We’re in process of migrating our application from sqlserver to cockroachdb, and we’re having big performance issues when doing many inserts.
We run a cluster of 3 cockroach nodes, with memory for cache and memory for sql queries both set at 35% (so 70% combined), running (in containers) on machines (VMs) with 10CPUs and 32GB of RAM, running on SSD.
For our application, we need to be able to insert a lot of rows initially (preferably as fast as possible) followed by a lot of periodic inserts (around 30k rows every 5-6 minutes or so). Some inserts will be updates of previously inserted data, and others are brand new (the proportion is about 40% inserts are actually updates, the rest are new inserts). We are unable on the application side to filter cases where it will be an update or a brand new insert without checking in DB.
So the logical thing for us seemed to be grouping up our rows batch by batch and running one long “INSERT … ON CONFLICT” with all the values inside. This feels slower than I would have expected, even knowing that our table has 7 different indexes.
For instance, a batch of 500 rows will routinely take more than 10-20s to complete on a “small-ish” table of 180k rows, which is very small compared to the potentially tens of millions rows that the end table would have.
So I have a few questions, is this sort of performance normal, or is there something wrong with my nodes? I’m currently not loadbalancing across nodes, and simply sending all my requests to the same one.

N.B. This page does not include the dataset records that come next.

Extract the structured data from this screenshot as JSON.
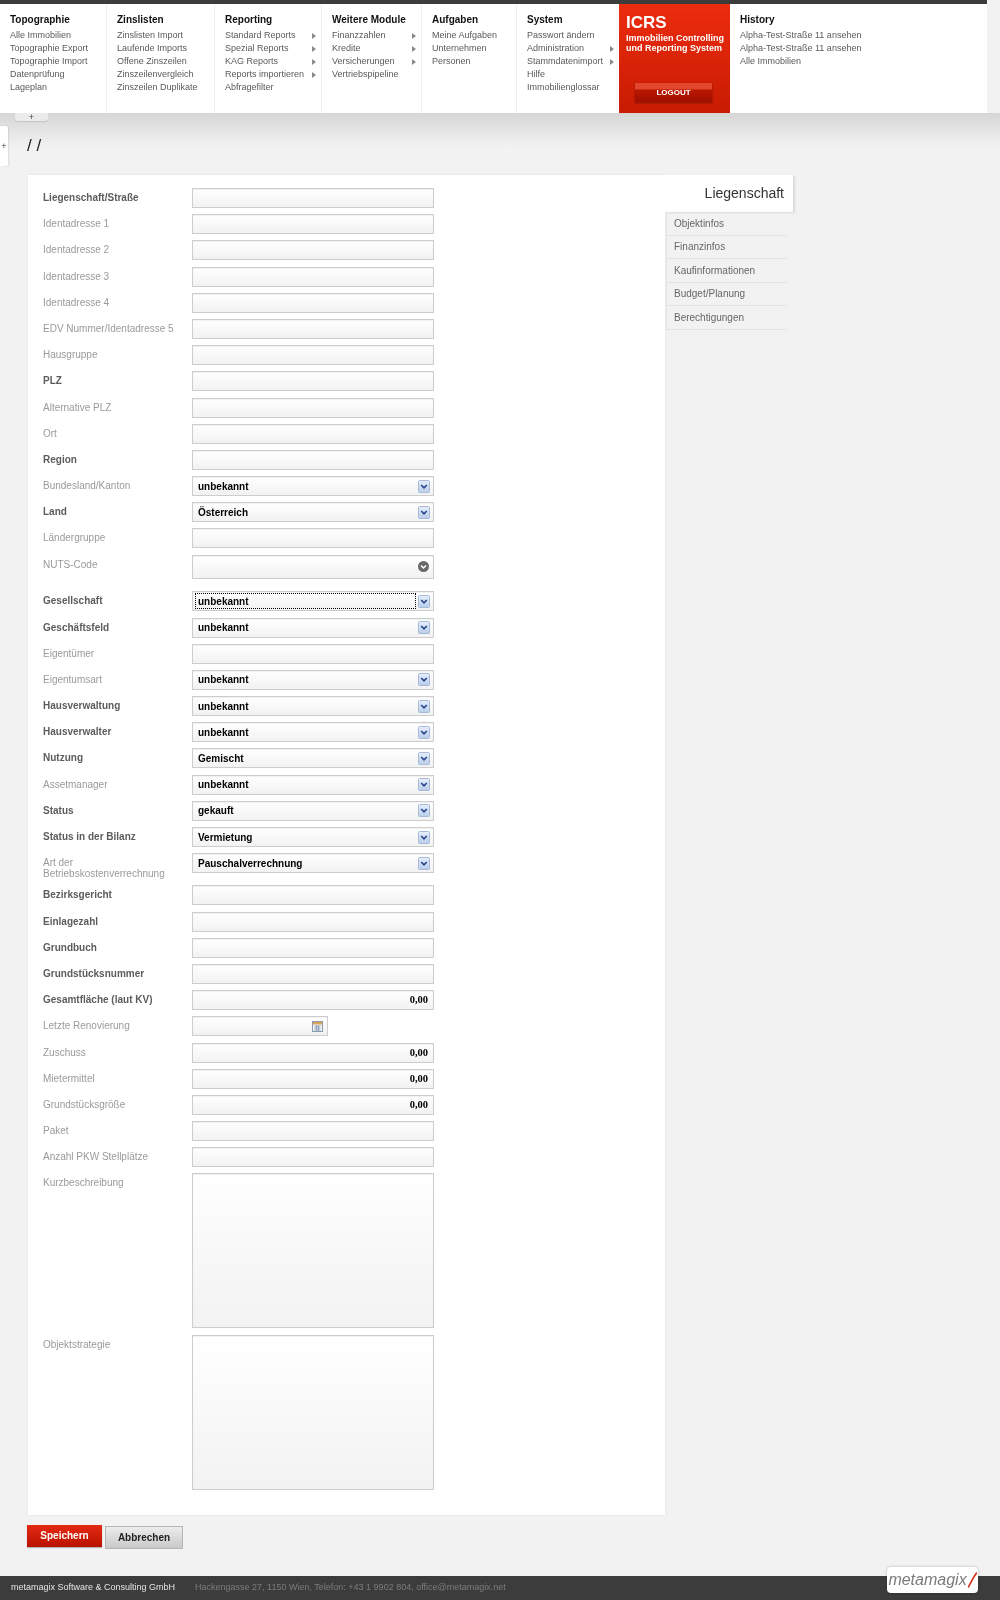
{
  "menu": {
    "columns": [
      {
        "title": "Topographie",
        "items": [
          {
            "label": "Alle Immobilien",
            "submenu": false
          },
          {
            "label": "Topographie Export",
            "submenu": false
          },
          {
            "label": "Topographie Import",
            "submenu": false
          },
          {
            "label": "Datenprüfung",
            "submenu": false
          },
          {
            "label": "Lageplan",
            "submenu": false
          }
        ]
      },
      {
        "title": "Zinslisten",
        "items": [
          {
            "label": "Zinslisten Import",
            "submenu": false
          },
          {
            "label": "Laufende Imports",
            "submenu": false
          },
          {
            "label": "Offene Zinszeilen",
            "submenu": false
          },
          {
            "label": "Zinszeilenvergleich",
            "submenu": false
          },
          {
            "label": "Zinszeilen Duplikate",
            "submenu": false
          }
        ]
      },
      {
        "title": "Reporting",
        "items": [
          {
            "label": "Standard Reports",
            "submenu": true
          },
          {
            "label": "Spezial Reports",
            "submenu": true
          },
          {
            "label": "KAG Reports",
            "submenu": true
          },
          {
            "label": "Reports importieren",
            "submenu": true
          },
          {
            "label": "Abfragefilter",
            "submenu": false
          }
        ]
      },
      {
        "title": "Weitere Module",
        "items": [
          {
            "label": "Finanzzahlen",
            "submenu": true
          },
          {
            "label": "Kredite",
            "submenu": true
          },
          {
            "label": "Versicherungen",
            "submenu": true
          },
          {
            "label": "Vertriebspipeline",
            "submenu": false
          }
        ]
      },
      {
        "title": "Aufgaben",
        "items": [
          {
            "label": "Meine Aufgaben",
            "submenu": false
          },
          {
            "label": "Unternehmen",
            "submenu": false
          },
          {
            "label": "Personen",
            "submenu": false
          }
        ]
      },
      {
        "title": "System",
        "items": [
          {
            "label": "Passwort ändern",
            "submenu": false
          },
          {
            "label": "Administration",
            "submenu": true
          },
          {
            "label": "Stammdatenimport",
            "submenu": true
          },
          {
            "label": "Hilfe",
            "submenu": false
          },
          {
            "label": "Immobilienglossar",
            "submenu": false
          }
        ]
      }
    ],
    "brand": {
      "title": "ICRS",
      "subtitle": "Immobilien Controlling und Reporting System",
      "logout": "LOGOUT"
    },
    "history": {
      "title": "History",
      "items": [
        "Alpha-Test-Straße 11 ansehen",
        "Alpha-Test-Straße 11 ansehen",
        "Alle Immobilien"
      ]
    }
  },
  "add_tab": "+",
  "side_tab": "+",
  "breadcrumb": "/ /",
  "form": {
    "fields": [
      {
        "label": "Liegenschaft/Straße",
        "kind": "text",
        "required": true,
        "focused": false
      },
      {
        "label": "Identadresse 1",
        "kind": "text",
        "required": false,
        "focused": false
      },
      {
        "label": "Identadresse 2",
        "kind": "text",
        "required": false,
        "focused": false
      },
      {
        "label": "Identadresse 3",
        "kind": "text",
        "required": false,
        "focused": false
      },
      {
        "label": "Identadresse 4",
        "kind": "text",
        "required": false,
        "focused": false
      },
      {
        "label": "EDV Nummer/Identadresse 5",
        "kind": "text",
        "required": false,
        "focused": false
      },
      {
        "label": "Hausgruppe",
        "kind": "text",
        "required": false,
        "focused": false
      },
      {
        "label": "PLZ",
        "kind": "text",
        "required": true,
        "focused": false
      },
      {
        "label": "Alternative PLZ",
        "kind": "text",
        "required": false,
        "focused": false
      },
      {
        "label": "Ort",
        "kind": "text",
        "required": false,
        "focused": false
      },
      {
        "label": "Region",
        "kind": "text",
        "required": true,
        "focused": false
      },
      {
        "label": "Bundesland/Kanton",
        "kind": "select",
        "required": false,
        "focused": false,
        "value": "unbekannt"
      },
      {
        "label": "Land",
        "kind": "select",
        "required": true,
        "focused": false,
        "value": "Österreich"
      },
      {
        "label": "Ländergruppe",
        "kind": "text",
        "required": false,
        "focused": false
      },
      {
        "label": "NUTS-Code",
        "kind": "combo",
        "required": false,
        "focused": false
      },
      {
        "label": "Gesellschaft",
        "kind": "select",
        "required": true,
        "focused": true,
        "value": "unbekannt"
      },
      {
        "label": "Geschäftsfeld",
        "kind": "select",
        "required": true,
        "focused": false,
        "value": "unbekannt"
      },
      {
        "label": "Eigentümer",
        "kind": "text",
        "required": false,
        "focused": false
      },
      {
        "label": "Eigentumsart",
        "kind": "select",
        "required": false,
        "focused": false,
        "value": "unbekannt"
      },
      {
        "label": "Hausverwaltung",
        "kind": "select",
        "required": true,
        "focused": false,
        "value": "unbekannt"
      },
      {
        "label": "Hausverwalter",
        "kind": "select",
        "required": true,
        "focused": false,
        "value": "unbekannt"
      },
      {
        "label": "Nutzung",
        "kind": "select",
        "required": true,
        "focused": false,
        "value": "Gemischt"
      },
      {
        "label": "Assetmanager",
        "kind": "select",
        "required": false,
        "focused": false,
        "value": "unbekannt"
      },
      {
        "label": "Status",
        "kind": "select",
        "required": true,
        "focused": false,
        "value": "gekauft"
      },
      {
        "label": "Status in der Bilanz",
        "kind": "select",
        "required": true,
        "focused": false,
        "value": "Vermietung"
      },
      {
        "label": "Art der Betriebskostenverrechnung",
        "kind": "select",
        "required": false,
        "focused": false,
        "value": "Pauschalverrechnung"
      },
      {
        "label": "Bezirksgericht",
        "kind": "text",
        "required": true,
        "focused": false
      },
      {
        "label": "Einlagezahl",
        "kind": "text",
        "required": true,
        "focused": false
      },
      {
        "label": "Grundbuch",
        "kind": "text",
        "required": true,
        "focused": false
      },
      {
        "label": "Grundstücksnummer",
        "kind": "text",
        "required": true,
        "focused": false
      },
      {
        "label": "Gesamtfläche (laut KV)",
        "kind": "number",
        "required": true,
        "focused": false,
        "value": "0,00"
      },
      {
        "label": "Letzte Renovierung",
        "kind": "date",
        "required": false,
        "focused": false
      },
      {
        "label": "Zuschuss",
        "kind": "number",
        "required": false,
        "focused": false,
        "value": "0,00"
      },
      {
        "label": "Mietermittel",
        "kind": "number",
        "required": false,
        "focused": false,
        "value": "0,00"
      },
      {
        "label": "Grundstücksgröße",
        "kind": "number",
        "required": false,
        "focused": false,
        "value": "0,00"
      },
      {
        "label": "Paket",
        "kind": "text",
        "required": false,
        "focused": false
      },
      {
        "label": "Anzahl PKW Stellplätze",
        "kind": "text",
        "required": false,
        "focused": false
      },
      {
        "label": "Kurzbeschreibung",
        "kind": "textarea",
        "required": false,
        "focused": false
      },
      {
        "label": "Objektstrategie",
        "kind": "textarea",
        "required": false,
        "focused": false
      }
    ]
  },
  "tabs": [
    {
      "label": "Liegenschaft",
      "selected": true
    },
    {
      "label": "Objektinfos",
      "selected": false
    },
    {
      "label": "Finanzinfos",
      "selected": false
    },
    {
      "label": "Kaufinformationen",
      "selected": false
    },
    {
      "label": "Budget/Planung",
      "selected": false
    },
    {
      "label": "Berechtigungen",
      "selected": false
    }
  ],
  "actions": [
    {
      "label": "Speichern",
      "kind": "primary"
    },
    {
      "label": "Abbrechen",
      "kind": "secondary"
    }
  ],
  "footer": {
    "company": "metamagix Software & Consulting GmbH",
    "address": "Hackengasse 27, 1150 Wien, Telefon: +43 1 9902 804, office@metamagix.net",
    "logo": "metamagix"
  }
}
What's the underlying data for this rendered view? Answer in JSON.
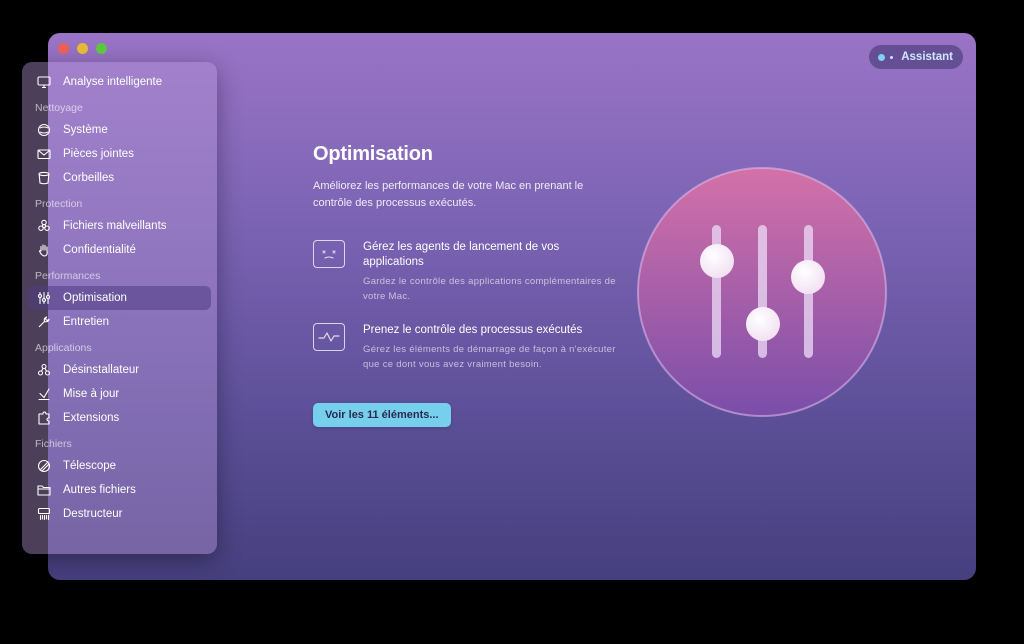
{
  "assistant": {
    "label": "Assistant"
  },
  "sidebar": {
    "sections": [
      {
        "label": "",
        "items": [
          {
            "label": "Analyse intelligente",
            "icon": "monitor-icon"
          }
        ]
      },
      {
        "label": "Nettoyage",
        "items": [
          {
            "label": "Système",
            "icon": "sphere-icon"
          },
          {
            "label": "Pièces jointes",
            "icon": "mail-icon"
          },
          {
            "label": "Corbeilles",
            "icon": "trash-icon"
          }
        ]
      },
      {
        "label": "Protection",
        "items": [
          {
            "label": "Fichiers malveillants",
            "icon": "biohazard-icon"
          },
          {
            "label": "Confidentialité",
            "icon": "hand-icon"
          }
        ]
      },
      {
        "label": "Performances",
        "items": [
          {
            "label": "Optimisation",
            "icon": "sliders-icon",
            "active": true
          },
          {
            "label": "Entretien",
            "icon": "wrench-icon"
          }
        ]
      },
      {
        "label": "Applications",
        "items": [
          {
            "label": "Désinstallateur",
            "icon": "uninstaller-icon"
          },
          {
            "label": "Mise à jour",
            "icon": "update-icon"
          },
          {
            "label": "Extensions",
            "icon": "extensions-icon"
          }
        ]
      },
      {
        "label": "Fichiers",
        "items": [
          {
            "label": "Télescope",
            "icon": "lens-icon"
          },
          {
            "label": "Autres fichiers",
            "icon": "folder-icon"
          },
          {
            "label": "Destructeur",
            "icon": "shredder-icon"
          }
        ]
      }
    ]
  },
  "main": {
    "title": "Optimisation",
    "subtitle": "Améliorez les performances de votre Mac en prenant le contrôle des processus exécutés.",
    "features": [
      {
        "heading": "Gérez les agents de lancement de vos applications",
        "description": "Gardez le contrôle des applications complémentaires de votre Mac.",
        "icon": "launch-agents-icon"
      },
      {
        "heading": "Prenez le contrôle des processus exécutés",
        "description": "Gérez les éléments de démarrage de façon à n'exécuter que ce dont vous avez vraiment besoin.",
        "icon": "processes-icon"
      }
    ],
    "cta_label": "Voir les 11 éléments..."
  },
  "colors": {
    "accent": "#77cfee",
    "window_top": "#9a74c6",
    "window_bottom": "#463f7d",
    "hero_top": "#d471a8",
    "hero_bottom": "#7a4ea9"
  }
}
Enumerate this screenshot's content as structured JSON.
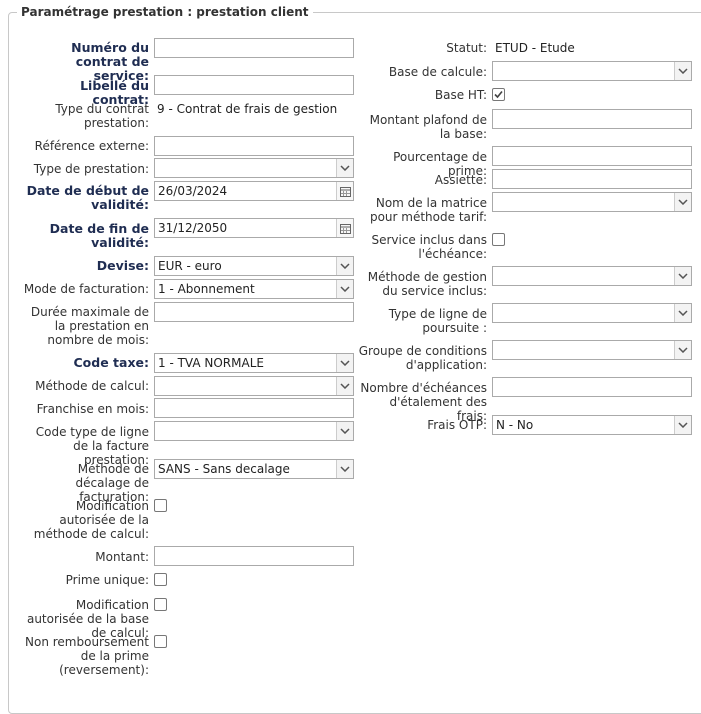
{
  "legend": "Paramétrage prestation : prestation client",
  "left": {
    "numero_contrat": {
      "label": "Numéro du contrat de service:",
      "value": ""
    },
    "libelle_contrat": {
      "label": "Libellé du contrat:",
      "value": ""
    },
    "type_contrat": {
      "label": "Type du contrat prestation:",
      "value": "9 - Contrat de frais de gestion"
    },
    "reference_externe": {
      "label": "Référence externe:",
      "value": ""
    },
    "type_prestation": {
      "label": "Type de prestation:",
      "value": ""
    },
    "date_debut": {
      "label": "Date de début de validité:",
      "value": "26/03/2024"
    },
    "date_fin": {
      "label": "Date de fin de validité:",
      "value": "31/12/2050"
    },
    "devise": {
      "label": "Devise:",
      "value": "EUR - euro"
    },
    "mode_facturation": {
      "label": "Mode de facturation:",
      "value": "1 - Abonnement"
    },
    "duree_max": {
      "label": "Durée maximale de la prestation en nombre de mois:",
      "value": ""
    },
    "code_taxe": {
      "label": "Code taxe:",
      "value": "1 - TVA NORMALE"
    },
    "methode_calcul": {
      "label": "Méthode de calcul:",
      "value": ""
    },
    "franchise": {
      "label": "Franchise en mois:",
      "value": ""
    },
    "code_type_ligne": {
      "label": "Code type de ligne de la facture prestation:",
      "value": ""
    },
    "methode_decalage": {
      "label": "Méthode de décalage de facturation:",
      "value": "SANS - Sans decalage"
    },
    "modif_methode_calcul": {
      "label": "Modification autorisée de la méthode de calcul:",
      "checked": false
    },
    "montant": {
      "label": "Montant:",
      "value": ""
    },
    "prime_unique": {
      "label": "Prime unique:",
      "checked": false
    },
    "modif_base_calcul": {
      "label": "Modification autorisée de la base de calcul:",
      "checked": false
    },
    "non_remboursement": {
      "label": "Non remboursement de la prime (reversement):",
      "checked": false
    }
  },
  "right": {
    "statut": {
      "label": "Statut:",
      "value": "ETUD - Etude"
    },
    "base_calcule": {
      "label": "Base de calcule:",
      "value": ""
    },
    "base_ht": {
      "label": "Base HT:",
      "checked": true
    },
    "montant_plafond": {
      "label": "Montant plafond de la base:",
      "value": ""
    },
    "pourcentage_prime": {
      "label": "Pourcentage de prime:",
      "value": ""
    },
    "assiette": {
      "label": "Assiette:",
      "value": ""
    },
    "nom_matrice": {
      "label": "Nom de la matrice pour méthode tarif:",
      "value": ""
    },
    "service_inclus": {
      "label": "Service inclus dans l'échéance:",
      "checked": false
    },
    "methode_gestion": {
      "label": "Méthode de gestion du service inclus:",
      "value": ""
    },
    "type_ligne_poursuite": {
      "label": "Type de ligne de poursuite :",
      "value": ""
    },
    "groupe_conditions": {
      "label": "Groupe de conditions d'application:",
      "value": ""
    },
    "nombre_echeances": {
      "label": "Nombre d'échéances d'étalement des frais:",
      "value": ""
    },
    "frais_otp": {
      "label": "Frais OTP:",
      "value": "N - No"
    }
  }
}
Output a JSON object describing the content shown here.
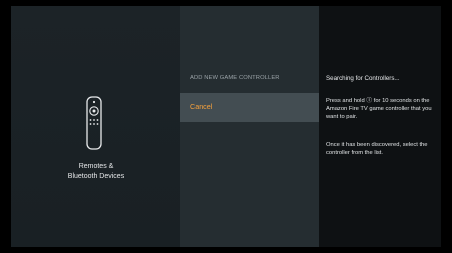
{
  "category": {
    "label_line1": "Remotes &",
    "label_line2": "Bluetooth Devices",
    "icon": "remote-control-icon"
  },
  "menu": {
    "header": "ADD NEW GAME CONTROLLER",
    "items": [
      {
        "label": "Cancel",
        "selected": true
      }
    ]
  },
  "help": {
    "status": "Searching for Controllers...",
    "instruction_part1": "Press and hold ",
    "instruction_icon": "circled-home-icon",
    "instruction_glyph": "Ⓘ",
    "instruction_part2": " for 10 seconds on the Amazon Fire TV game controller that you want to pair.",
    "discovery_note": "Once it has been discovered, select the controller from the list."
  },
  "colors": {
    "accent": "#f6a13c",
    "selected_row": "#434d52"
  }
}
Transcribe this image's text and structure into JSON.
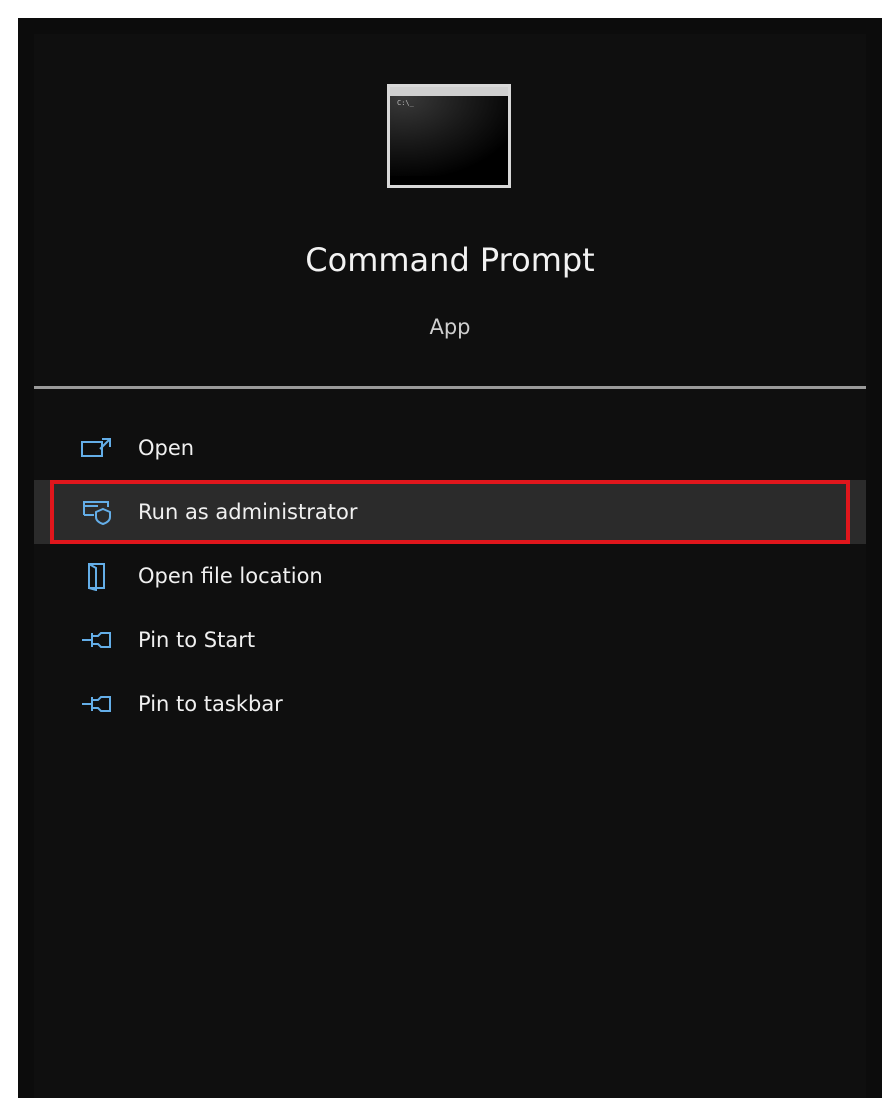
{
  "app": {
    "title": "Command Prompt",
    "type": "App",
    "icon": "command-prompt-icon",
    "prompt_glyph": "C:\\_"
  },
  "menu": {
    "items": [
      {
        "label": "Open",
        "icon": "open-icon"
      },
      {
        "label": "Run as administrator",
        "icon": "shield-window-icon",
        "highlighted": true
      },
      {
        "label": "Open file location",
        "icon": "folder-location-icon"
      },
      {
        "label": "Pin to Start",
        "icon": "pin-icon"
      },
      {
        "label": "Pin to taskbar",
        "icon": "pin-icon"
      }
    ]
  },
  "colors": {
    "background": "#0f0f0f",
    "icon_accent": "#64aee8",
    "highlight_border": "#e0161c",
    "highlight_fill": "#2b2b2b",
    "text": "#f0f0f0"
  }
}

I’ve set the trace option to see what part of the queries take the most time, and there’s a lot of “waited Xs for overlapping requests”, but our batches are sent one by one, and there is no overlap inside one batch (all the rows have distinct primary key, no value in the batch will conflict with another one in the same batch), is this expected?
How could I possibly increase performance? Spin up more nodes? load balance my write requests? Is there maybe some way that I could hint at cockroach as to what I need to do?